Il me plaît de saluer ici la démarche d’Édouard Philippe pour l’instauration du 80 km/h sur le réseau bidirectionnel sans séparateur central comme une belle action de santé publique : identification du problème (l’essentiel de la mortalité concerne ces routes), vérification de l’existence d’une réponse pertinente et facilement applicable (diminution de la vitesse maximale autorisée et donc de la vitesse de circulation, contrôle facile), absence d’effet délétère majeur et évaluation de l’efficacité sur des indicateurs simples et définis (diminution du nombre de morts et blessés). Le Premier ministre a eu raison de ne pas se laisser bousculer par les opposants qui, sous des prétextes divers, réclament l’abandon ou l’adaptation de la mesure. Il est noble de résister quand il s’agit de sauver trois cents ou quatre cents vies chaque année.
Nier que le nombre d’accidents, de morts et blessés fléchira revient à rejeter une loi physique élémentaire : E =1/2mv² ! Moins d’énergie, c’est une distance d’arrêt raccourcie et des dégâts évidemment moindres. Pour ceux qui ne croient que ce qu’ils voient, évoquons le modèle mathématique de Nilsson et Elvik à la validité toujours vérifiée en France et dans le monde, il démontre qu’une diminution de 1 % de la vitesse génère une réduction de 4 % de la mortalité.
Le réseau concerné est le plus dangereux
Proposer des adaptations territoriales, c’est faire fi des réalités de terrain : le réseau concerné est le plus dangereux en dépit d’idées véhiculées selon lesquelles une belle route droite permettrait de foncer à moindre risque. Nos collègues urgentistes savent la gravité des chocs sur ces portions « roulantes » et faussement rassurantes. Les secteurs concernés par le 80 km/h s’avèrent valides. Accepter de laisser décider les élus locaux eût été choisir de différer sine die une mesure urgente de sécurité routière.
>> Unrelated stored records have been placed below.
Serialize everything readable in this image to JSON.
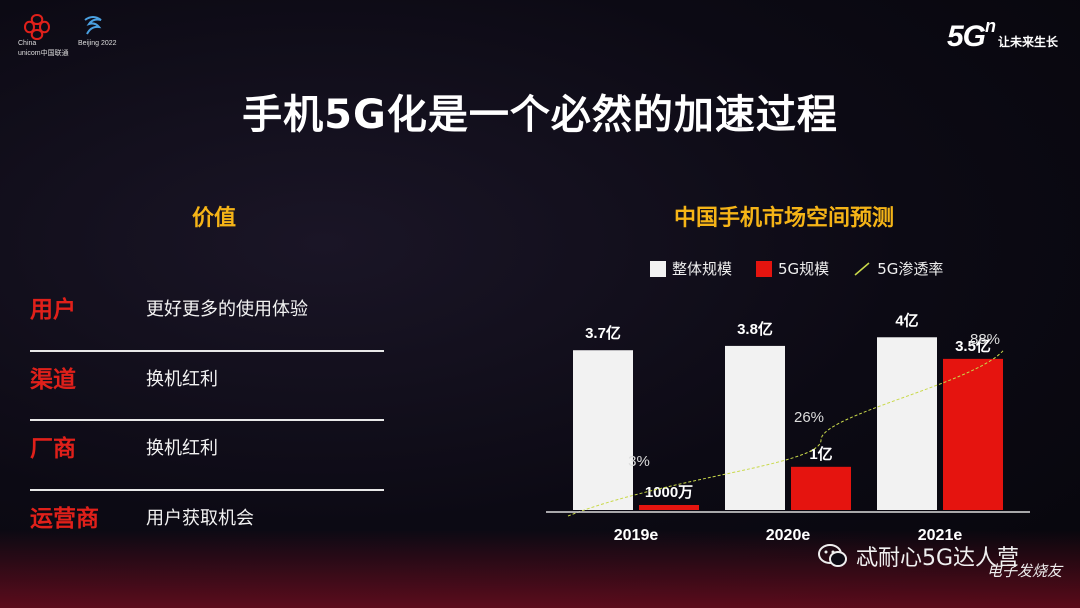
{
  "header": {
    "logo_line1": "China",
    "logo_line2": "unicom中国联通",
    "logo_beijing": "Beijing 2022",
    "brand_main": "5G",
    "brand_sup": "n",
    "brand_slogan": "让未来生长"
  },
  "title": "手机5G化是一个必然的加速过程",
  "left_panel": {
    "heading": "价值",
    "rows": [
      {
        "label": "用户",
        "text": "更好更多的使用体验"
      },
      {
        "label": "渠道",
        "text": "换机红利"
      },
      {
        "label": "厂商",
        "text": "换机红利"
      },
      {
        "label": "运营商",
        "text": "用户获取机会"
      }
    ]
  },
  "chart_panel": {
    "heading": "中国手机市场空间预测"
  },
  "colors": {
    "accent_yellow": "#f5b417",
    "accent_red": "#e0201a",
    "bar_total": "#f2f2f2",
    "bar_5g": "#e5140f",
    "line": "#c9d94a"
  },
  "chart_data": {
    "type": "bar",
    "categories": [
      "2019e",
      "2020e",
      "2021e"
    ],
    "series": [
      {
        "name": "整体规模",
        "values": [
          3.7,
          3.8,
          4.0
        ],
        "labels": [
          "3.7亿",
          "3.8亿",
          "4亿"
        ]
      },
      {
        "name": "5G规模",
        "values": [
          0.1,
          1.0,
          3.5
        ],
        "labels": [
          "1000万",
          "1亿",
          "3.5亿"
        ]
      }
    ],
    "line_series": {
      "name": "5G渗透率",
      "values": [
        3,
        26,
        88
      ],
      "labels": [
        "3%",
        "26%",
        "88%"
      ]
    },
    "ylim": [
      0,
      4.4
    ],
    "legend": "top"
  },
  "watermark": {
    "text": "忒耐心5G达人营",
    "corner": "电子发烧友"
  }
}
Le comble de la méprise est atteint quand on argue d’une mesure pénalisante pour les habitants des campagnes et prises par les parisiens ! Si « pénaliser » c’est éviter des vies brisées et des drames humains, si défendre les usagers de routes mortifères c’est choisir par démagogie ou ignorance de les exposer à un surrisque quantifié, il faudra vraiment trouver des arguments costauds pour convaincre que l’on agit uniquement pour protéger ses concitoyens ! Comment ne pas s’étonner que l’on s’indigne face aux déserts médicaux ou hospitaliers et concomitamment dénigre une mesure préventive efficace.
Des recommandations d'experts
Le leitmotiv d’une perte de temps est si insignifiant que je ne développerai pas plus, puisque s’agissant de mettre en balance quelques dizaines de seconde et la vie sauve, le choix pour un professionnel de santé n’a rien de cornélien. Du même acabit que les 920 millions de recettes issues des radars face aux 50 milliards de coût de l’insécurité routière. Un truisme encore : les habitants des zones urbaines ne sont pas concernés… mais ils échangeraient volontiers les bouchons dans le centre des agglomérations limité à 30 km/h, les voies rapides ou boulevards périphériques encombrés contre une pointe à 80 km/h !
Quand la commission que je préside au Conseil National de la Sécurité Routière avait présenté et fait adopter, sur la base des publications des experts, une recommandation d’ailleurs conforme à ce que le gouvernement déploie cinq ans plus tard, je savais que la suite serait pleine d’embûches. La dérobade de Bernard Cazeneuve, alors Ministre de l’intérieur, lançant une expérimentation trop modeste pour apporter quelque élément statistiquement exploitable n’a pas contribué à préparer sereinement les esprits.
Je ne suis pas un bobo parisien !
Néanmoins, il y a fort à parier que dans quelques années, ces pasionarias opposées au 80 km/h, qui au nom de la liberté, qui au nom de la sécurité routière, qui parce qu’ils affirment que ce n’est pas « la solution » et que l’on ferait mieux de s’attaquer aux autres problèmes, seront regardées avec un regard étonné et amusé. Rien ne doit être négligé, mais il faut agir prioritairement là où c’est efficace immédiatement.
Pour couper court aux objections habituelles, je ne suis pas un bobo parisien autophobe : je suis médecin, j’exerce en province et parcours chaque année plus de 30 000 km. Je n’ai pas de conflit d’intérêts puisque ni moi, ni l’Automobile-Club Médical de France ne vivons de subsides publics. C’est donc avec fierté et conviction que je contribue à mener ce combat pour la vie.